Three civil-rights cases in recent years exemplified this tendency. In Griggs v. Duke Power (1971), the Court examined the prohibition in Title VII of the 1964 Civil Rights Act against classifying or limiting employment opportunities "because" of an individual's race. The Court interpreted that language as prohibiting a high-school-diploma requirement for specified jobs because a greater percentage of blacks lacked that qualification than whites. But a practice that may adversely affect a racial group statistically does not constitute individual discrimination "because of race." Thus, a grocery store charging a uniform price for light bulbs is not guilty of racial discrimination simply because the cost places financial strain on a greater percentage of blacks than whites. The Supreme Court, however, condemned the comparable impact of the high-school diploma.

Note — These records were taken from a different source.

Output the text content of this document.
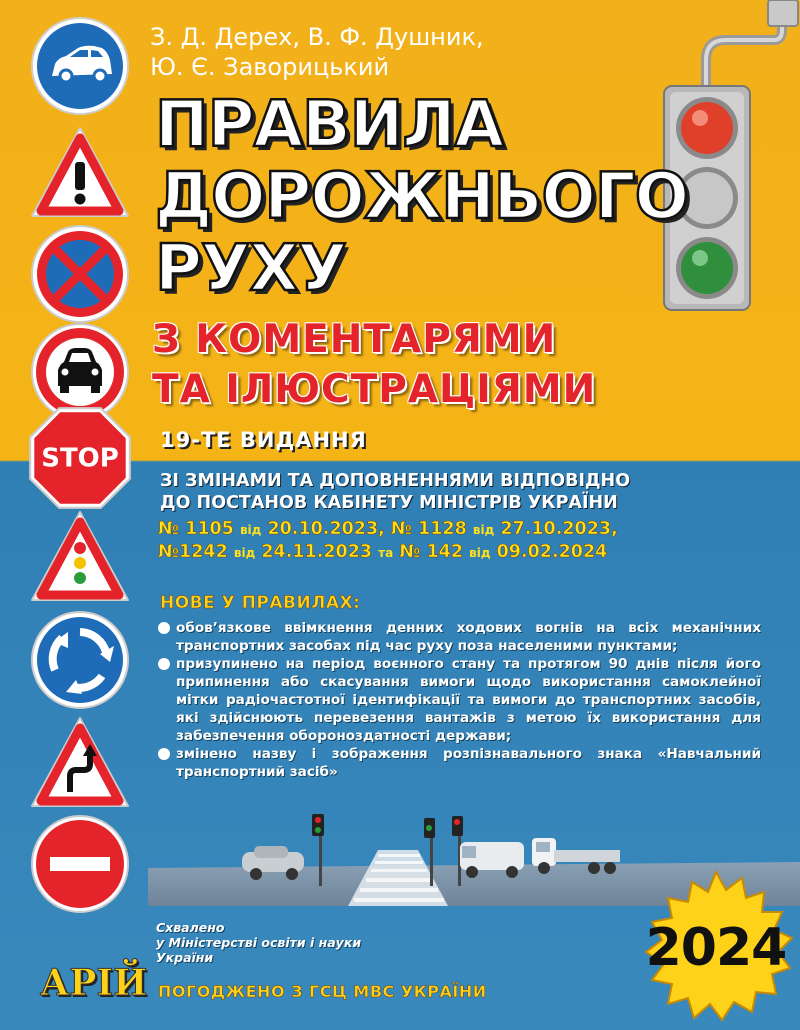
STOP
З. Д. Дерех, В. Ф. Душник,
Ю. Є. Заворицький
ПРАВИЛА
ДОРОЖНЬОГО
РУХУ
З КОМЕНТАРЯМИ
ТА ІЛЮСТРАЦІЯМИ
19-ТЕ ВИДАННЯ
ЗІ ЗМІНАМИ ТА ДОПОВНЕННЯМИ ВІДПОВІДНО
ДО ПОСТАНОВ КАБІНЕТУ МІНІСТРІВ УКРАЇНИ
№ 1105 від 20.10.2023, № 1128 від 27.10.2023,
№1242 від 24.11.2023 та № 142 від 09.02.2024
НОВЕ У ПРАВИЛАХ:
обов’язкове ввімкнення денних ходових вогнів на всіх механічних транспортних засобах під час руху поза населеними пунктами;
призупинено на період воєнного стану та протягом 90 днів після його припинення або скасування вимоги щодо використання самоклейної мітки радіочастотної ідентифікації та вимоги до транспортних засобів, які здійснюють перевезення вантажів з метою їх використання для забезпечення обороноздатності держави;
змінено назву і зображення розпізнавального знака «Навчальний транспортний засіб»
Схвалено
у Міністерстві освіти і науки
України
ПОГОДЖЕНО З ГСЦ МВС УКРАЇНИ
АРІЙ
2024
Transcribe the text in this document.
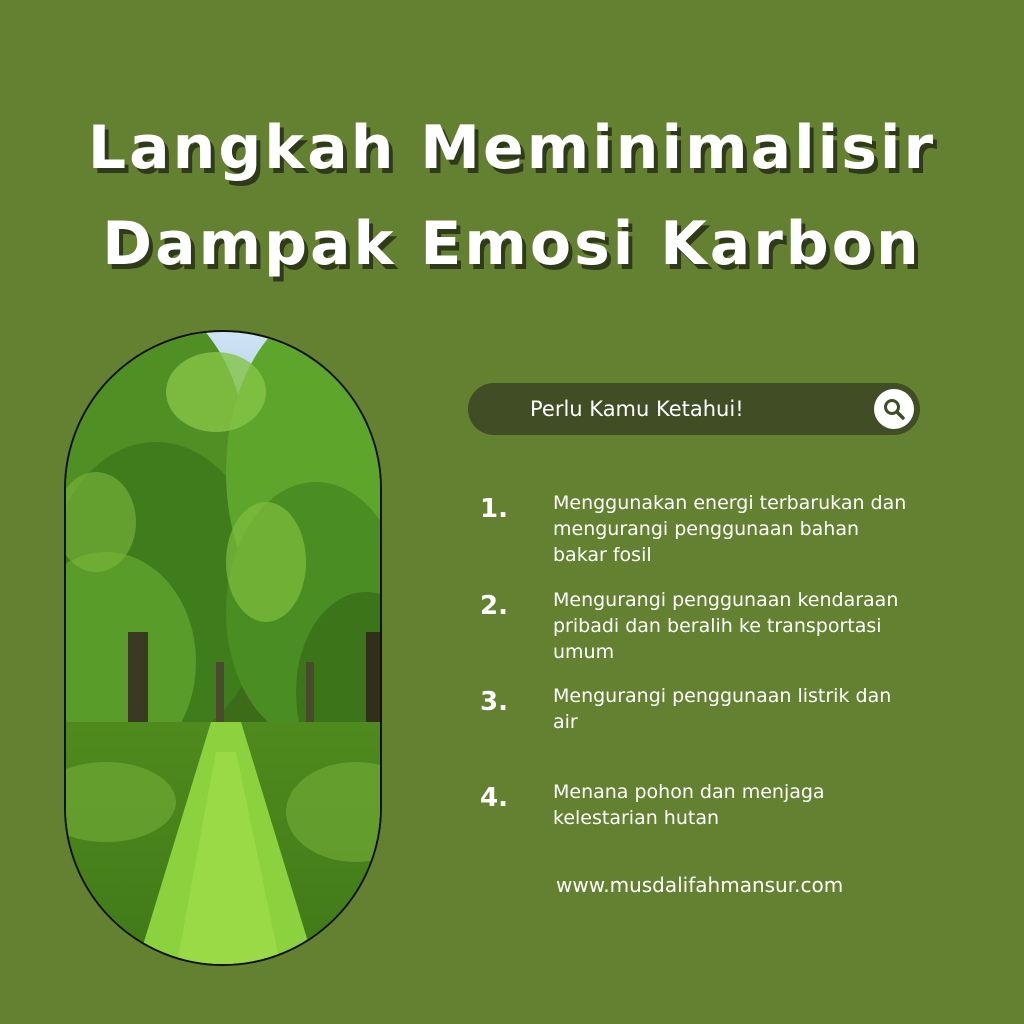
Langkah Meminimalisir
Dampak Emosi Karbon
Perlu Kamu Ketahui!
1. Menggunakan energi terbarukan dan mengurangi penggunaan bahan bakar fosil
2. Mengurangi penggunaan kendaraan pribadi dan beralih ke transportasi umum
3. Mengurangi penggunaan listrik dan air
4. Menana pohon dan menjaga kelestarian hutan
www.musdalifahmansur.com
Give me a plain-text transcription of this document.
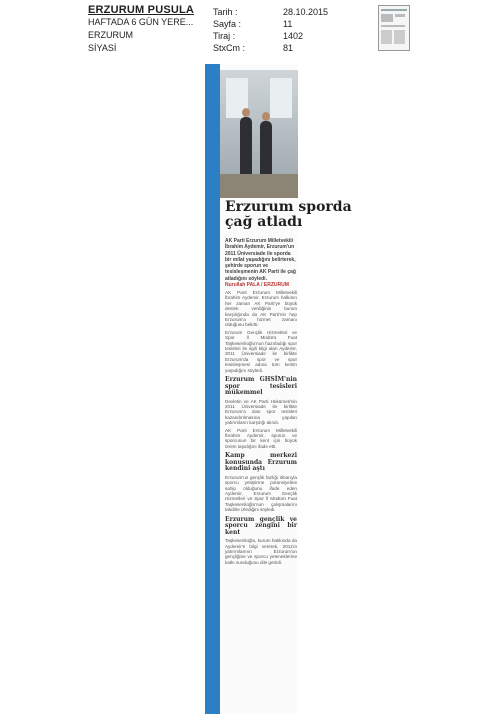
ERZURUM PUSULA
HAFTADA 6 GÜN YERE...
ERZURUM
SİYASİ
Tarih :	28.10.2015
Sayfa :	11
Tiraj :	1402
StxCm :	81
Erzurum sporda
çağ atladı
AK Parti Erzurum Milletvekili İbrahim Aydemir, Erzurum'un 2011 Üniversiade ile sporda bir milat yaşadığını belirterek, şehirde sporun ve tesisleşmenin AK Parti ile çağ atladığını söyledi.
Nurullah PALA / ERZURUM

AK Parti Erzurum Milletvekili İbrahim Aydemir, Erzurum halkının her zaman AK Parti'ye büyük destek verdiğinin bunun karşılığında da AK Parti'nin hep Erzurum'a hizmet zamanı olduğunu belirtti.

Erzurum Gençlik Hizmetleri ve Spor İl Müdürü Fuat Taşkesenlioğlu'nun hazırladığı spor tesisleri ile ilgili bilgi alan Aydemir, 2011 Üniversiade ile birlikte Erzurum'da spor ve spor tesisleşmesi adına tüm kentin yaşadığını söyledi.

Erzurum GHSİM'nin spor tesisleri mükemmel

Devletin ve AK Parti Hükümeti'nin 2011 Üniversiade ile birlikte Erzurum'a olan spor tesisleri kazandırılmasına yapılan yatırımların karşılığı alındı.

AK Parti Erzurum Milletvekili İbrahim Aydemir, sporun ve sporcunun bir kent için büyük önem taşıdığını ifade etti.

Kamp merkezi konusunda Erzurum kendini aştı

Erzurum'un gençlik fazlığı itibarıyla sporcu yetiştirme potansiyeline sahip olduğunu ifade eden Aydemir, Erzurum Gençlik Hizmetleri ve Spor İl Müdürü Fuat Taşkesenlioğlu'nun çalışmalarını takdirle izlediğini söyledi.

Erzurum gençlik ve sporcu zengini bir kent

Taşkesenlioğlu, kurum hakkında da Aydemir'e bilgi vererek, 2011'in yatırımlarının Erzurum'un gençliğine ve sporcu yeteneklerine katkı sunduğunu dile getirdi.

In Steelworkers v. Weber (1979), the Court addressed the meaning of "race" in the 1964 Civil Rights Act. In ordinary parlance, the term includes whites as well as blacks, Hispanics, Indians, Asians, and other distinctive racial groups. Congress did not specifically define the term in a narrower sense. The Court, nonetheless, interpreted Title VII to authorize racial discrimination against white employees if black employees were the beneficiaries. The Court reached that countertextual conclusion by inventively discovering a "spirit" of the law that smiled on efforts that would bring blacks into the economic mainstream. But not a syllable spoken or written by
members of Congress suggested a consensus that white employees could be the targets of racial discrimination in order to crown black employees with racial preferences.
The Court performed a comparable feat of verbal acrobatics in Johnson v. Transportation District of Santa Clara (1987). There, a statutory ban on gender discrimination in employment was interpreted to mean that discrimination was lawful if directed at white males to benefit less-qualified females.
What type of judicial nonsense and unfairness ended this term. Thus, in Patterson v. McLean Credit Union, the Court refused to apply an 1866 civilrights statute guaranteeing nondiscrimination in the making and enforcement of contracts to reach on-the-job racial harassment. That conduct was contemptible, the Court stated, but was unrelated to making or enforcing contracts. An amendment from Congress was needed, the Court maintained, to make the 1866 statute reach racial harassment (already illegal under Title VII of the 1964 Civil Rights Act).